昨年度までにマルチメディアに対応した今後の運輸関連情報システムのあり方について調査を行ってきたが、その中で、今後のマルチメディア技術活用の方向として、公共交通情報のオープン化の促進やマン・マシン・インターフェース(操作性)の向上の必要性が指摘されている。
このような認識のもと、地理情報システムの整備や携帯端末を用いた移動制約者支援システム開発の検討を進めている。
GISとは、地理的位置や空間に対応付け可能な自然・経済等のデータを統合的に処理、管理、分析し、その結果を表示するコンピュータシステムの体系で、地図上で情報処理が可能なことから、各種の行政計画や企業の経営戦略の策定等広範な分野で効果が期待されている。阪神・淡路大震災等を背景に、社会基盤としてのGIS整備の必要性の議論が高まってきたことを受け、政府においてもGIS関連省庁連絡会議を設置し、そこで策定した長期計画に基づいて政府全体として国土空間データ基盤の構築を進めている。
運輸分野は地理情報との関連が密接で、防災や環境保護対策の効果的な実現、公共交通サービスの向上等GIS整備により大きな恩恵を受ける。
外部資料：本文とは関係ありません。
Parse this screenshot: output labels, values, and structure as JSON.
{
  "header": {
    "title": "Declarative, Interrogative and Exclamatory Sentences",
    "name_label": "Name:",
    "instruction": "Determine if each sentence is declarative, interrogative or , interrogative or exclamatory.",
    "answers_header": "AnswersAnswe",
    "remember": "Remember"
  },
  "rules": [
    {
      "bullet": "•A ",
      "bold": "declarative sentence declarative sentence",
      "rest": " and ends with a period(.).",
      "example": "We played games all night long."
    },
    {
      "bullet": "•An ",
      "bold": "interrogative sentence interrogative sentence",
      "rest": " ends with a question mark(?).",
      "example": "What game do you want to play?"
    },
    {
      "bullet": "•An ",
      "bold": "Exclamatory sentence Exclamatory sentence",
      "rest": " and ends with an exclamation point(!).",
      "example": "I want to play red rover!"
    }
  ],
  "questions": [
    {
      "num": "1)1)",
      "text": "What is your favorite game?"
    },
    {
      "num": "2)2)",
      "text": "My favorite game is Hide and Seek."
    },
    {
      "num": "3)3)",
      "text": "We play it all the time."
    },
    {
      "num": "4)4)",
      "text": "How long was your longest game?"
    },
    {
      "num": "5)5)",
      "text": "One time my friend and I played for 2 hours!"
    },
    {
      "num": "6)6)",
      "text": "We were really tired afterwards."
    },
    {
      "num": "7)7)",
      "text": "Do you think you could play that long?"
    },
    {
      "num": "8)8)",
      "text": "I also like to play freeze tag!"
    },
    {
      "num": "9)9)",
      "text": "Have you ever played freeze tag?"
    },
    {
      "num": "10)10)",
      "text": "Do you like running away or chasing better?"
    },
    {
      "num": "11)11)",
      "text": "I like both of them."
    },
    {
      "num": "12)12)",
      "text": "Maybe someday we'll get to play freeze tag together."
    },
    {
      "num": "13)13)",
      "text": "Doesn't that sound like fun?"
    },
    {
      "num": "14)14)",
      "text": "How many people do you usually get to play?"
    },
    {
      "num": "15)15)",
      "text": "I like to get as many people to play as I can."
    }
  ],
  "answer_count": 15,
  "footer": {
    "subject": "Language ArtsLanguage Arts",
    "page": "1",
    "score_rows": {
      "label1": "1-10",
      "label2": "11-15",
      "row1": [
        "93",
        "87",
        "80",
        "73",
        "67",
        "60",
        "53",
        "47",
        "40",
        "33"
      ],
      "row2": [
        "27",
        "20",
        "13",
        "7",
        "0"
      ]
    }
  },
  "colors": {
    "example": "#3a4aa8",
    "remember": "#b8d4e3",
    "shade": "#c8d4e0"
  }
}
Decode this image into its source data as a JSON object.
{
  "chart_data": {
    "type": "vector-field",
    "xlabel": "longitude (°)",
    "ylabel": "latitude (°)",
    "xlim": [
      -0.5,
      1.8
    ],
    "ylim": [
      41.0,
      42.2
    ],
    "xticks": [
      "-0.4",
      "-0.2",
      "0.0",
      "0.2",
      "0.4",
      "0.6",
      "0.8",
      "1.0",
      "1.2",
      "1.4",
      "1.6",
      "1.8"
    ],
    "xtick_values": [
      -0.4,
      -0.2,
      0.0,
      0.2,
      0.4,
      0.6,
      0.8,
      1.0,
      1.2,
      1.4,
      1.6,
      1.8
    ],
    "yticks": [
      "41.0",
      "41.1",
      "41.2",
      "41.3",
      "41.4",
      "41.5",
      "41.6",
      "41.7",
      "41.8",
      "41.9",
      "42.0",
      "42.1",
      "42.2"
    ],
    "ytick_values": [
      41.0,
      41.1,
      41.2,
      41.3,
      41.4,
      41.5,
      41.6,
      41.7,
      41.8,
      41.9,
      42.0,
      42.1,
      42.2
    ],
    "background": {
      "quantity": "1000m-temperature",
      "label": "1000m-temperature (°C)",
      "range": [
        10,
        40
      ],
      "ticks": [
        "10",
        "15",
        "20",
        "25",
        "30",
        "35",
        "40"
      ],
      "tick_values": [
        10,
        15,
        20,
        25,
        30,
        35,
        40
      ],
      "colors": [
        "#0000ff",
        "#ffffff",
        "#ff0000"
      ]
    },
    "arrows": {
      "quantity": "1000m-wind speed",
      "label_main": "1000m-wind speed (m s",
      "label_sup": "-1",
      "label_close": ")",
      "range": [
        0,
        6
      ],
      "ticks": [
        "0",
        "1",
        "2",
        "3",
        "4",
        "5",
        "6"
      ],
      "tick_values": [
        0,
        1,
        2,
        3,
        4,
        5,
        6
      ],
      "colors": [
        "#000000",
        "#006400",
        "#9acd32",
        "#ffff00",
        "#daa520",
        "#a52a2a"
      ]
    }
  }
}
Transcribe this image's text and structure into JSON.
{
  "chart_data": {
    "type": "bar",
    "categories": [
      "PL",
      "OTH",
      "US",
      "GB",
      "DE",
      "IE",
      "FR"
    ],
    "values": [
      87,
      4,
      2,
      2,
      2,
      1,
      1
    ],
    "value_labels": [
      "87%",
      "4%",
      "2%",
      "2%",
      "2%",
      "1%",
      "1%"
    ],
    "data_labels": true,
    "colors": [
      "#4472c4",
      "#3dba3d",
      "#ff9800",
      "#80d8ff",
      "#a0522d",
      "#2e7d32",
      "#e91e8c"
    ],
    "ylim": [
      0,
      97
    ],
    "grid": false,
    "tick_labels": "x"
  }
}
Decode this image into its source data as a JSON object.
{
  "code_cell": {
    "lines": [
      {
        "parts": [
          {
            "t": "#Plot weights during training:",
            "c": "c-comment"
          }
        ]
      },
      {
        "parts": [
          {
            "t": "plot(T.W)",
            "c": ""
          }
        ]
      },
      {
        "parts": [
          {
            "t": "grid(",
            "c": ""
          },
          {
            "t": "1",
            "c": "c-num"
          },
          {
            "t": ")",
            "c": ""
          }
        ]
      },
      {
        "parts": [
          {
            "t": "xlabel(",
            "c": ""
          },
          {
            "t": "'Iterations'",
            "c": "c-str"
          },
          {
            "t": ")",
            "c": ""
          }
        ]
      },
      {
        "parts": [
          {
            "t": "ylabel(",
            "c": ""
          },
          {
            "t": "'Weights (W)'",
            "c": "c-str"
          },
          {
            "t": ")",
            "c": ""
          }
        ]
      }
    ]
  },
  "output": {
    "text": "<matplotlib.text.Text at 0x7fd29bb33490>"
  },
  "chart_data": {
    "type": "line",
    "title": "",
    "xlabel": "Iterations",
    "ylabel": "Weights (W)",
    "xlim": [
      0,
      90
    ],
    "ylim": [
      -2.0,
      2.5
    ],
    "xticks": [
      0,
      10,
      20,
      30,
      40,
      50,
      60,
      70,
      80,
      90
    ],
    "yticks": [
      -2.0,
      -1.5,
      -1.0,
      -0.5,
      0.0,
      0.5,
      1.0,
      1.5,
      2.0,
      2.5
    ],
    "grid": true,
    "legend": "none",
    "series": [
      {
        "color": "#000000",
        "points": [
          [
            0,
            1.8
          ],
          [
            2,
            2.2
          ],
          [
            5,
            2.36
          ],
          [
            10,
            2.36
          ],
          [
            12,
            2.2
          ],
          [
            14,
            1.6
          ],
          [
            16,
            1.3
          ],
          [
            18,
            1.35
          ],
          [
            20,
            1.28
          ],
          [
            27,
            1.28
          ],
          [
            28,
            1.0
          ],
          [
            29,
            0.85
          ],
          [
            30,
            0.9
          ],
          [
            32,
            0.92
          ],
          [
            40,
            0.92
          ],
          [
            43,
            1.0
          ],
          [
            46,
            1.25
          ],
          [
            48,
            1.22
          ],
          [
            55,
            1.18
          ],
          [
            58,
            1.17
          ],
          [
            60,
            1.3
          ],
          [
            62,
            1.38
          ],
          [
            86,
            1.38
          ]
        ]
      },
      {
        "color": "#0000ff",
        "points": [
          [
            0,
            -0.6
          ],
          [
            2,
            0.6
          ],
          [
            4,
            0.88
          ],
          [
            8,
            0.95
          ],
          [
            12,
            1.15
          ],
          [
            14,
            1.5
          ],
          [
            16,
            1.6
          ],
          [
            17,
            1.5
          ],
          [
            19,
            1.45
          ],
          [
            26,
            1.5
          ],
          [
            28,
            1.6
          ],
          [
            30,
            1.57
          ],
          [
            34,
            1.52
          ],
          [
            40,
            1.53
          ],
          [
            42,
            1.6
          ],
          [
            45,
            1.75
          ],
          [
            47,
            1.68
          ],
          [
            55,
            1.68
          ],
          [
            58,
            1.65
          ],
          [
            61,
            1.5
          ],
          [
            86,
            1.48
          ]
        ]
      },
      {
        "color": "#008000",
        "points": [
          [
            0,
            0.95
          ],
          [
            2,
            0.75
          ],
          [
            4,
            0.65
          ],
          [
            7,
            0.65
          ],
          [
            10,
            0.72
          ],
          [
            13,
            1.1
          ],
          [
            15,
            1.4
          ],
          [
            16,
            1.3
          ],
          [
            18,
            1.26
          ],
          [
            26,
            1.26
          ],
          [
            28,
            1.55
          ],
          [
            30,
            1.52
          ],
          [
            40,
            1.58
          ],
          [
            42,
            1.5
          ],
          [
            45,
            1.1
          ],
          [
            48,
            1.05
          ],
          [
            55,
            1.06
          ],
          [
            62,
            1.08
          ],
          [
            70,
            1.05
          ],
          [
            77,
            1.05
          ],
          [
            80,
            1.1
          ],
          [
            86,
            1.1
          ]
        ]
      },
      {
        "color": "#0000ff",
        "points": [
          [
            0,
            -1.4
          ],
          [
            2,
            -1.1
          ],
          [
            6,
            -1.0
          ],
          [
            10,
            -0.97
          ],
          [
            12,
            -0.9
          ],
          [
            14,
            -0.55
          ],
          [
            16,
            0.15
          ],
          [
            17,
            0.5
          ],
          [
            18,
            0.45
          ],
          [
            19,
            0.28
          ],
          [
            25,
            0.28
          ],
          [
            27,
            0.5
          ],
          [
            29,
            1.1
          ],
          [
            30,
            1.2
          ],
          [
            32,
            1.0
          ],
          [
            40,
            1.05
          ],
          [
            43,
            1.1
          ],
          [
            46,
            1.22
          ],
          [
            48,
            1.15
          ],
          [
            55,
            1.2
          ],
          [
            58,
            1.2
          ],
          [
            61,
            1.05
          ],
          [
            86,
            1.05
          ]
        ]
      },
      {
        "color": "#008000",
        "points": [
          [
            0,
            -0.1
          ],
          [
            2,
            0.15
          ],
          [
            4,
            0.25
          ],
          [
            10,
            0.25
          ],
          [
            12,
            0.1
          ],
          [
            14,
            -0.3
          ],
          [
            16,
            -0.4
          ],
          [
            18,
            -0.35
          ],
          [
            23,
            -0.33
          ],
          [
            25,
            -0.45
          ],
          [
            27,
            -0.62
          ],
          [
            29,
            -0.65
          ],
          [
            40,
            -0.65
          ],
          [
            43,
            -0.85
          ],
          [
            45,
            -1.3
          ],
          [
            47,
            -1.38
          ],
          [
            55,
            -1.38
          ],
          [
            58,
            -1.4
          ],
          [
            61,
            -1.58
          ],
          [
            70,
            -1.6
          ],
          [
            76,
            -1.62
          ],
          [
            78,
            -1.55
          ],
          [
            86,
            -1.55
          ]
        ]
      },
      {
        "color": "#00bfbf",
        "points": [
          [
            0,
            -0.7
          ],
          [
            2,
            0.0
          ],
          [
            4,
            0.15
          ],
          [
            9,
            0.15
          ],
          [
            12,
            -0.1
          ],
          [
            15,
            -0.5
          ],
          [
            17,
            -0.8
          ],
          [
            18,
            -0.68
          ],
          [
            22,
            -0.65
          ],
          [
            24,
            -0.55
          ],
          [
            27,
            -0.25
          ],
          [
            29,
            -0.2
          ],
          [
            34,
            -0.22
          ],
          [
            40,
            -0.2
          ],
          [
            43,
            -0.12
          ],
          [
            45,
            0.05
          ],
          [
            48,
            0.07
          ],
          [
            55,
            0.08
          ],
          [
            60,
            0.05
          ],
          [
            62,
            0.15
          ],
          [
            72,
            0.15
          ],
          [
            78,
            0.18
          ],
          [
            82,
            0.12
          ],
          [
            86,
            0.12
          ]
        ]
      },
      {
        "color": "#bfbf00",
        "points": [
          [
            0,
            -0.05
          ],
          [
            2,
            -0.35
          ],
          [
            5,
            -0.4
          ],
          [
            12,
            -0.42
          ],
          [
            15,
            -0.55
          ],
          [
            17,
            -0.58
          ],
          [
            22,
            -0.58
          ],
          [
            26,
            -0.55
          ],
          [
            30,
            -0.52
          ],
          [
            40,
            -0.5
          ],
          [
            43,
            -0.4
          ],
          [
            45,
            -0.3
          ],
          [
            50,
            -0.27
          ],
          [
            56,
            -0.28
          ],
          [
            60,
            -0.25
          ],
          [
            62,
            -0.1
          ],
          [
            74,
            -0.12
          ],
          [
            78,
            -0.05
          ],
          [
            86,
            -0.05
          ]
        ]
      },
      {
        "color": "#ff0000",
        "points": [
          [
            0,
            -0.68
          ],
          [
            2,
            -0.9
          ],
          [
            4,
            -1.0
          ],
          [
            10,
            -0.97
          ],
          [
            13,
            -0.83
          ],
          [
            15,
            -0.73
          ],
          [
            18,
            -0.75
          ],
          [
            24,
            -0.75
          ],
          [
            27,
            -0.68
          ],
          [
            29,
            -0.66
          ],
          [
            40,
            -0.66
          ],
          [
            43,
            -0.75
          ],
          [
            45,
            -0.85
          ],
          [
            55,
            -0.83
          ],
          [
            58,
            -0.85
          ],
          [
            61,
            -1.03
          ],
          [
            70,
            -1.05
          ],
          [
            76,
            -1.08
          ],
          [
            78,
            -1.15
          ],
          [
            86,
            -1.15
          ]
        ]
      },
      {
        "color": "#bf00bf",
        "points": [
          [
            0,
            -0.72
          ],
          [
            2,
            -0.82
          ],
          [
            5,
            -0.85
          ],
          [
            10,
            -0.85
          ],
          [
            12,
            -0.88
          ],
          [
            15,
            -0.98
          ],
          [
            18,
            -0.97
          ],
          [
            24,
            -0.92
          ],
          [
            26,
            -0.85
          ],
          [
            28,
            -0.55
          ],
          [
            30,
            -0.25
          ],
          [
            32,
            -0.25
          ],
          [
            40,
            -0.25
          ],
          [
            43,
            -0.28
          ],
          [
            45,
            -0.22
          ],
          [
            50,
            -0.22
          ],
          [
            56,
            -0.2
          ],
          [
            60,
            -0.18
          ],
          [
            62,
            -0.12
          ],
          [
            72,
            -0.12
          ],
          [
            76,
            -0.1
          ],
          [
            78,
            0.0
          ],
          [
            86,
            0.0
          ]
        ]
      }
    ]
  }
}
このため、運輸関連情報の標準化、リアルタイムな情報提供の可能性等の検討を通じて、メタデータ(データのカタログ)の作成、クリアリングハウス(所在案内)等の整備を行うとともに、政府全体としての取り組みに積極的に寄与していくことにしている。
(イ) 情報通信技術を活用した移動制約者支援
郵政省と共同・連携し、簡易無線機端末関連技術を活用した移動制約者支援システムの開発を進めている。
このシステムは現在、急速に普及している携帯電話等を活用し、位置確認機能等を加えることにより交通ターミナル等での案内サービスを可能とし、高齢者・障害者等移動制約者の公共交通機関の利用を支援するものである(P.130参照)。